The Dutch parliament’s lower house approved a measure on Tuesday that would forcibly expel some 26,000 rejected asylum-seekers from the country. This new policy reflects the legacy of Pim Fortuyn, whose short career was centered around a very particular view of immigration, religion and the modern state. He provides an ideal starting point for understanding, this Islam Awareness Week, why Yale has worked so well with its Muslim community, while France has been unable to do the same.
While Fortuyn did rise to prominence on an anti-immigration platform, those who compare him to proto-fascists like France’s Jean-Marie Le Pen or Austria’s Joerg Haider miss the crucial point. Fortuyn wanted to shut his country’s traditionally open door in the name of tolerance itself. In his view, immigrants to the Netherlands, who are largely Muslim, undermined the openness of society. They sometimes gave their women less than full equality, as symbolized by the headscarf. They condemned homosexual practice: the openly gay Fortuyn called that unacceptable homophobia. Muslim immigrants who believed such things, Fortuyn argued forcefully, could have no place in the enlightened West.
Not all Dutch voters agreed with Fortuyn; in fact, an animal-rights activist shot him, the first assassination of a Dutch politician since William of Orange. But he won a large following before his death, and the current center-right government has picked up his platform and run with it. While Western Europe’s immigration problem has many facets, the anti-Muslim angle has received less attention than it deserves.
It is in this context that we must understand the French headscarf ban, which passed the lower house of the French parliament last week and gained the support of some 70 percent of Frenchmen in a BBC poll. Native observers have often invoked their country’s history of anti-clerical secularism to explain the ban’s broad appeal. That is doubtless one factor, but it cannot be all. Dutch suspicion of Muslim immigrants runs just as deep, but the Dutch are not a particularly secular people. The common factor in both debates is the anger of the Dutch and French publics at the presence of outsiders who seem out of step with modernity. And both these liberal, tolerant nations have decided to respond by keeping Muslims out: out of school with laws that restrict their religious practice, or out of the country by force.
The bizarre aspect of this spectacle is that nothing in liberal modernity requires keeping Islam at arm’s length. Yale is as modern an institution as any, and it has had little trouble integrating Muslims. In their discussion of Islamic Awareness Week in Tuesday’s Yale Daily News, members of the Muslim Students Association sounded largely positive about the Yale community’s acceptance of its Muslim members. Their comments suggest that both informal, interpersonal interactions and institutional work, such as the MSA’s cooperation with the Chaplain’s Office, have helped make Yale a place where Muslims are fully welcome.

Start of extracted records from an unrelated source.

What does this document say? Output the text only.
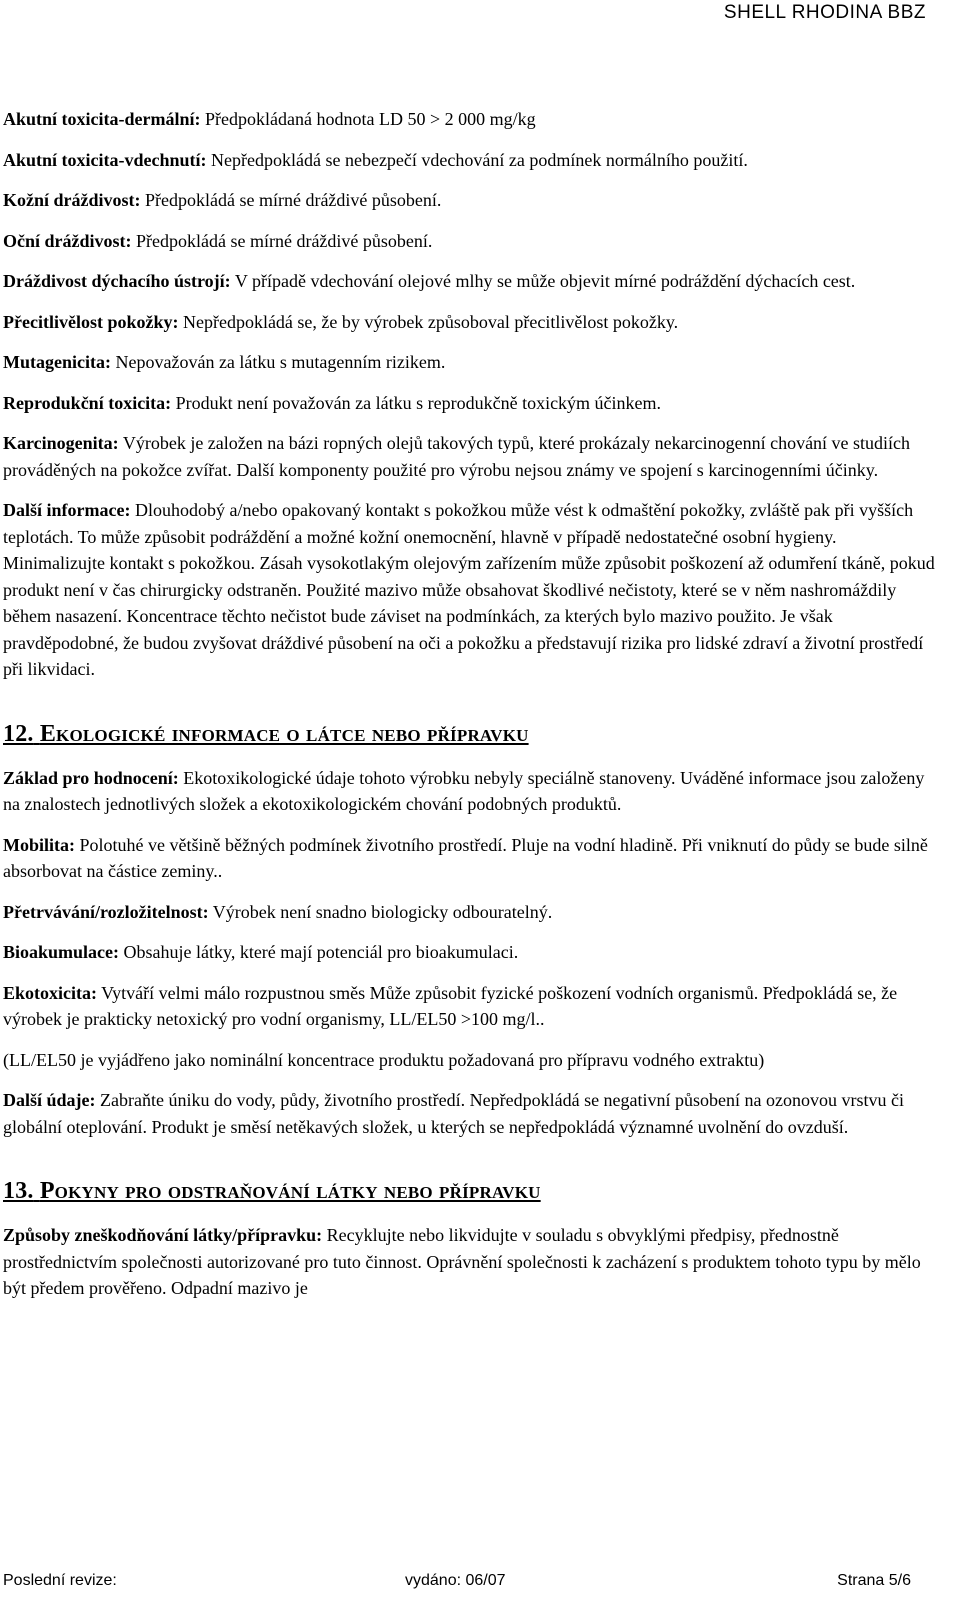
SHELL RHODINA BBZ

Akutní toxicita-dermální: Předpokládaná hodnota LD 50 > 2 000 mg/kg

Akutní toxicita-vdechnutí: Nepředpokládá se nebezpečí vdechování za podmínek normálního použití.

Kožní dráždivost: Předpokládá se mírné dráždivé působení.

Oční dráždivost: Předpokládá se mírné dráždivé působení.

Dráždivost dýchacího ústrojí: V případě vdechování olejové mlhy se může objevit mírné podráždění dýchacích cest.

Přecitlivělost pokožky: Nepředpokládá se, že by výrobek způsoboval přecitlivělost pokožky.

Mutagenicita: Nepovažován za látku s mutagenním rizikem.

Reprodukční toxicita: Produkt není považován za látku s reprodukčně toxickým účinkem.

Karcinogenita: Výrobek je založen na bázi ropných olejů takových typů, které prokázaly nekarcinogenní chování ve studiích prováděných na pokožce zvířat. Další komponenty použité pro výrobu nejsou známy ve spojení s karcinogenními účinky.

Další informace: Dlouhodobý a/nebo opakovaný kontakt s pokožkou může vést k odmaštění pokožky, zvláště pak při vyšších teplotách. To může způsobit podráždění a možné kožní onemocnění, hlavně v případě nedostatečné osobní hygieny. Minimalizujte kontakt s pokožkou. Zásah vysokotlakým olejovým zařízením může způsobit poškození až odumření tkáně, pokud produkt není v čas chirurgicky odstraněn. Použité mazivo může obsahovat škodlivé nečistoty, které se v něm nashromáždily během nasazení. Koncentrace těchto nečistot bude záviset na podmínkách, za kterých bylo mazivo použito. Je však pravděpodobné, že budou zvyšovat dráždivé působení na oči a pokožku a představují rizika pro lidské zdraví a životní prostředí při likvidaci.

12. Ekologické informace o látce nebo přípravku

Základ pro hodnocení: Ekotoxikologické údaje tohoto výrobku nebyly speciálně stanoveny. Uváděné informace jsou založeny na znalostech jednotlivých složek a ekotoxikologickém chování podobných produktů.

Mobilita: Polotuhé ve většině běžných podmínek životního prostředí. Pluje na vodní hladině. Při vniknutí do půdy se bude silně absorbovat na částice zeminy..

Přetrvávání/rozložitelnost: Výrobek není snadno biologicky odbouratelný.

Bioakumulace: Obsahuje látky, které mají potenciál pro bioakumulaci.

Ekotoxicita: Vytváří velmi málo rozpustnou směs Může způsobit fyzické poškození vodních organismů. Předpokládá se, že výrobek je prakticky netoxický pro vodní organismy, LL/EL50 >100 mg/l..

(LL/EL50 je vyjádřeno jako nominální koncentrace produktu požadovaná pro přípravu vodného extraktu)

Další údaje: Zabraňte úniku do vody, půdy, životního prostředí. Nepředpokládá se negativní působení na ozonovou vrstvu či globální oteplování. Produkt je směsí netěkavých složek, u kterých se nepředpokládá významné uvolnění do ovzduší.

13. Pokyny pro odstraňování látky nebo přípravku

Způsoby zneškodňování látky/přípravku: Recyklujte nebo likvidujte v souladu s obvyklými předpisy, přednostně prostřednictvím společnosti autorizované pro tuto činnost. Oprávnění společnosti k zacházení s produktem tohoto typu by mělo být předem prověřeno. Odpadní mazivo je

Poslední revize:	vydáno: 06/07	Strana 5/6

Students did raise some concerns, but none amounted to a fear of outright exclusion.
An institution like the Yale chaplaincy, which exists to ease the practice of various faiths and inspire broader understanding of all, might feel like an imposed religious authority to French sensibilities. As we were reminded last week, however, the Yale Chaplain’s Office has no interest in imposing faith in the classroom, only in giving people of faith some institutional support for their activities. Both officially and unofficially, Yale makes it clear that people of faith are welcome as themselves. Even the Rumpus, which no one would accuse of excessive religious sympathies, named a Muslim woman one of its most beautiful Yalies this year and spoke approvingly of her headscarf.
While Yale’s institutional and cultural support for Muslims soundly rejects the French logic of secularism, however, it is not yet clear whether Fortuyn has followers here. Most Yalies have no problem with the Muslims in their midst, or with the other international students and people of faith on this campus, but nobody is rocking the boat. The Dutch system, which resembles Yale’s in some respects began to break down when voices from the religious immigrant community began challenging western liberal norms, especially on gender and sexuality. Religious and national diversity were fine with Fortuyn, but religious voices preaching some ethics were unacceptable.
What if some members of Yale’s religious community began loudly challenging the prevailing norms on religious grounds? No doubt many Yalies would simply ignore them; we tend to live and let live, even when we disagree. But some would also want them officially silenced. It is worth asking, how much do I really respect my friends’ religious beliefs? Enough to let them challenge me? How the liberal West answers that question will determine whether it follows Fortuyn’s exclusionary path, or learns to live with the serious religious voices globalization is bringing to its doorstep.